Dalam wacana keagamaan dan politik Indonesia, lanjut Wamenag, istilah Bela Negara memiliki akar sejarah cukup kuat. Berdasarkan sumber yang terdapat di Museum Nasional dan Museum NU, bahwa wacana dan Gerakan Bela Negara diawali ketika Fatwa Resolusi Jihad Hadratus Syeikh Hasyim Asy’ari keluar sebagai maklumat bersama dalam membela negara.
Ada dua naskah Resolusi Jihad yang dapat dipelajari bersama. Pertama, naskah Resolusi Jihad fi Sabillah, berisi beberapa pandangan dan pertimbangan yang berkembang pada rapat besar wakil-wakil daerah pada tanggal 21-22 Oktober 1945.
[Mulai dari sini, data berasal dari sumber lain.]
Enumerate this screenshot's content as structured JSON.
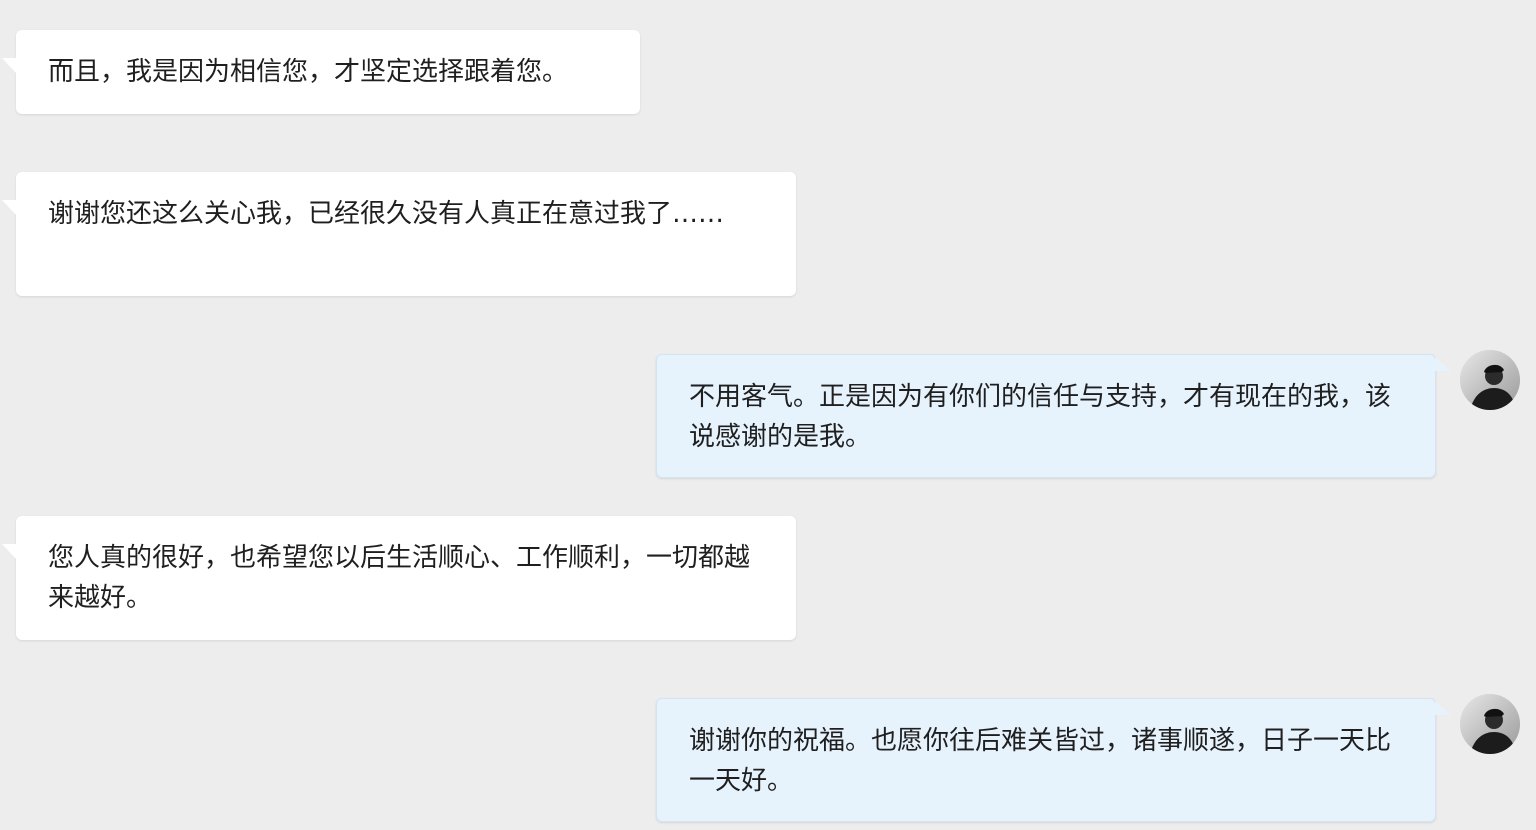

Kedua, naskah “Resoloesi Moe’tamar Nahdlatoel Oelama’ ke-XVI” di Purwokerto tanggal 26-29 Maret 1946.
Dari kedua naskah ini, jelas Wamenag, ada tiga poin penting yang saya sampaikan. Pertama, hukum membela negara dan melawan penjajah adalah fardlu ‘ain bagi setiap mukallaf (akil baligh).
Kedua, perang melawan penjajah adalah jihad fi sabilillah, sehingga warga negara yang mati dalam peperangan adalah sahid.
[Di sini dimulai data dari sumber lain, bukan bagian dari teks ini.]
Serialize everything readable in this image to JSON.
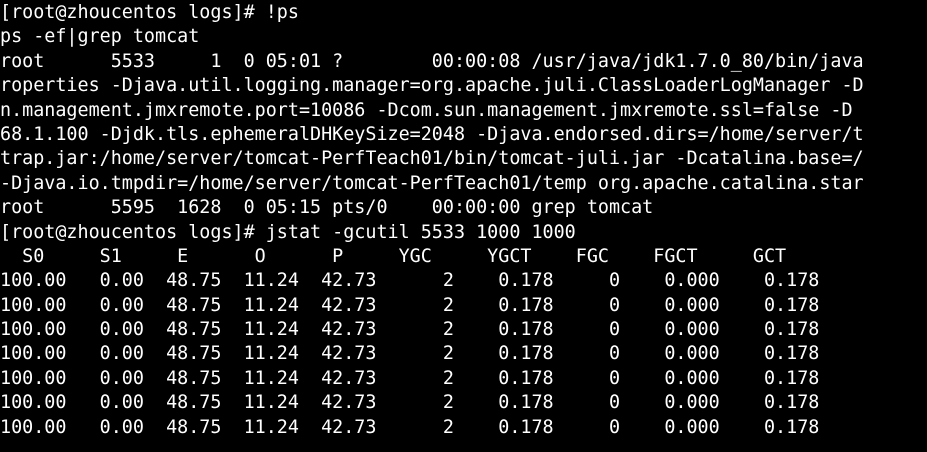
{
  "terminal": {
    "background": "#000000",
    "foreground": "#ffffff",
    "lines": [
      "[root@zhoucentos logs]# !ps",
      "ps -ef|grep tomcat",
      "root      5533     1  0 05:01 ?        00:00:08 /usr/java/jdk1.7.0_80/bin/java",
      "roperties -Djava.util.logging.manager=org.apache.juli.ClassLoaderLogManager -D",
      "n.management.jmxremote.port=10086 -Dcom.sun.management.jmxremote.ssl=false -D",
      "68.1.100 -Djdk.tls.ephemeralDHKeySize=2048 -Djava.endorsed.dirs=/home/server/t",
      "trap.jar:/home/server/tomcat-PerfTeach01/bin/tomcat-juli.jar -Dcatalina.base=/",
      "-Djava.io.tmpdir=/home/server/tomcat-PerfTeach01/temp org.apache.catalina.star",
      "root      5595  1628  0 05:15 pts/0    00:00:00 grep tomcat",
      "[root@zhoucentos logs]# jstat -gcutil 5533 1000 1000",
      "  S0     S1     E      O      P     YGC     YGCT    FGC    FGCT     GCT",
      "100.00   0.00  48.75  11.24  42.73      2    0.178     0    0.000    0.178",
      "100.00   0.00  48.75  11.24  42.73      2    0.178     0    0.000    0.178",
      "100.00   0.00  48.75  11.24  42.73      2    0.178     0    0.000    0.178",
      "100.00   0.00  48.75  11.24  42.73      2    0.178     0    0.000    0.178",
      "100.00   0.00  48.75  11.24  42.73      2    0.178     0    0.000    0.178",
      "100.00   0.00  48.75  11.24  42.73      2    0.178     0    0.000    0.178",
      "100.00   0.00  48.75  11.24  42.73      2    0.178     0    0.000    0.178"
    ]
  }
}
Ketiga, mereka yang ikut peperangan umat dan warga negara-bangsa dengan memecah-belah persatuan dan menjadi kaki tangan penjajah dapat digolongkan sebagai pengkhianat.
“Fatwa jihad yang kemudian dirumuskan secara tertulis dalam ‘Resolusi Jihad’ tersebut mampu menjadi penyemangat Presiden Soekarno dan seluruh rakyat Indonesia untuk membela negara, Tanah Air, dan Negara Kesatuan Republik Indonesia,” tegas Wamenag.
“Inilah salah satu ajaran Hadratus Syeikh Hasyim Asy’ari yang meletakkan kewajiban Bela Negara sebagai bagian penting keimanan dan kecintaan terhadap agama,” sambungnya.
“Karena itu, saya menggambarkan Hadrasy Syeikh Hasyim Asy’ari sebagai peletak dasar-dasar kemerdekaan Indonesia,” tandasnya.
Hadir, Menko bidang Pembangunan Manusia dan Kebudayaan, Rektor Universitas Indonesia Ari Kuncoro, Rektor Universitas Gajah Mada, Universitas Negeri Surabaya, UNM, Unisma, Unwahas, Universitas Pendidikan Islam, Universitas Islam Nusantara, dan Universitas Garut. Hadir juga, Dirjen Pendidikan Islam Kementerian Agama, dan Dirjen Potensi Pertahanan Kementerian Pertahanan.